Köprüçay ve Köprülü Kanyon’da neler oluyor?

Toroslar’dan doğup Akdeniz’e dökülen Manavgat ve Serik ilçeleri sınırındaki 183 kilometre uzunluğa sahip Köprüçay, Köprülü Kanyon olarak da bilinen alanıyla Türkiye ve dünyanın en önemli rafting merkezlerinden biri..

Her yıl binlerce yerli ve yabancı turistin ağırlandığı Köprüçay’da rafting dışında antik St. Paul Yolu da yerli ve yabancı doğa yürüyüş gruplarının büyük ilgisini görüyor..

İşte burada, özellikle Köprüçay’ın Serik sınırları içinde kalan bölümünde 4 Haziran’dan itibaren balık ölümleri yaşanmaya başladı..

KARA PROPAGANDA NEDENİ

Yerli ve yabancı her yaştan insanın yoğun olarak gezdiği, rafting, trekking ve piknik yaptığı böyle bir yerde..

“Canlı ölümleri” korkulan bir durumdur..

Herkes;

1- Bu ölümlerin nedenini merak eder..

2- Balıkları öldüren şey ne ise, insana zararlı mı değil mi, bilmek ister..

3- Bu ölümler konusunda “insan ve canlı sağlığından sorumlu kişilerin” sorun ne ise, bir an önce sorunu çözmesini bekler..

Bunlar olmazsa..

Her kafadan bir ses çıkmaya başlar..

Özellikle, bu ülkeyi yönetenlere muhalif olan kesim, sosyal medyayı da kullanarak “kara propaganda”ya başlar..

Böylece kafalar karıştırılır ve bir kaos ortamı yaratılmaya çalışılır..

Nitekim bunların hepsi yapılıyor..

Öncelikle “sosyal medya”da bu balık ölümleriyle ilgili haber ve gelişmeler hiç eksik edilmiyor..

Ardından birçok senaryo üretiliyor ve “gerçek budur” şeklinde sunuluyor..

Bence bunu yapanların hepsi de çok haklı..

4 Haziran’dan bu yana 20 günden fazla bir süre geçmesine rağmen..

İlgili kişilerden balık ölümleriyle ilgili, “insanları rahatlatacak” hiçbir açıklama yapılmadı..

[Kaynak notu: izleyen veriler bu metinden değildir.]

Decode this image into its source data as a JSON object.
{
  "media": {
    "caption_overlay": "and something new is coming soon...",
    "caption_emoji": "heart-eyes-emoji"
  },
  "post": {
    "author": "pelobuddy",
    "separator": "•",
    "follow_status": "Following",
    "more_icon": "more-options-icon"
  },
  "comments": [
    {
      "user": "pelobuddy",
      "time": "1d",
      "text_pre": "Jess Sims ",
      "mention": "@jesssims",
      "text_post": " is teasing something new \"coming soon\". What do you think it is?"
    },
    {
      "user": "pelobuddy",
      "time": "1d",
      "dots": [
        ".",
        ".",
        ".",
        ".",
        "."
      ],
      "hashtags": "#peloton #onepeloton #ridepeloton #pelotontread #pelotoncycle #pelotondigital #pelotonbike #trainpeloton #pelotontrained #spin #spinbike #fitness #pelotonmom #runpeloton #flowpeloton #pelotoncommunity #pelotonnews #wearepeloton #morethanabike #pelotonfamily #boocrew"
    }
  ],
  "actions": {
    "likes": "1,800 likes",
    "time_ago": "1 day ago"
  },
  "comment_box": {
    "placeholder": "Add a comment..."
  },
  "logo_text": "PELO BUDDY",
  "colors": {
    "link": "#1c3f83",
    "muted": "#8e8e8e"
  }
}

Bu ölümlerin nedenini tespit etmek, bu kadar zor olmasa gerek..

NUMUNELER ŞİMDİ İZMİR’DE

Peki şu ana kadar bu konuda yapılan ne var..

Manavgat Gıda Tarım ve Hayvancılık İlçe Müdürü Yeşim Tıravoğlu Demirtaş diyor ki;

“O bölgedeki siroz balığında ölüm olayları yaşanıyor..

Balık ve su numuneleri incelenmesi için Kepez Su Ürünleri Araştırma Merkezi’ne gönderildi..

Ölümler sadece tek balık türünde görüldü, bu nedenle balık hastalığı olabilme ihtimali yüksek..”

Bu açıklama sizce tatminkar mı?

Elbette değil..

Ötesi de var..

Su Ürünleri’nde yapılan incelemelerde, ölümlerin nedeni belirlenemedi..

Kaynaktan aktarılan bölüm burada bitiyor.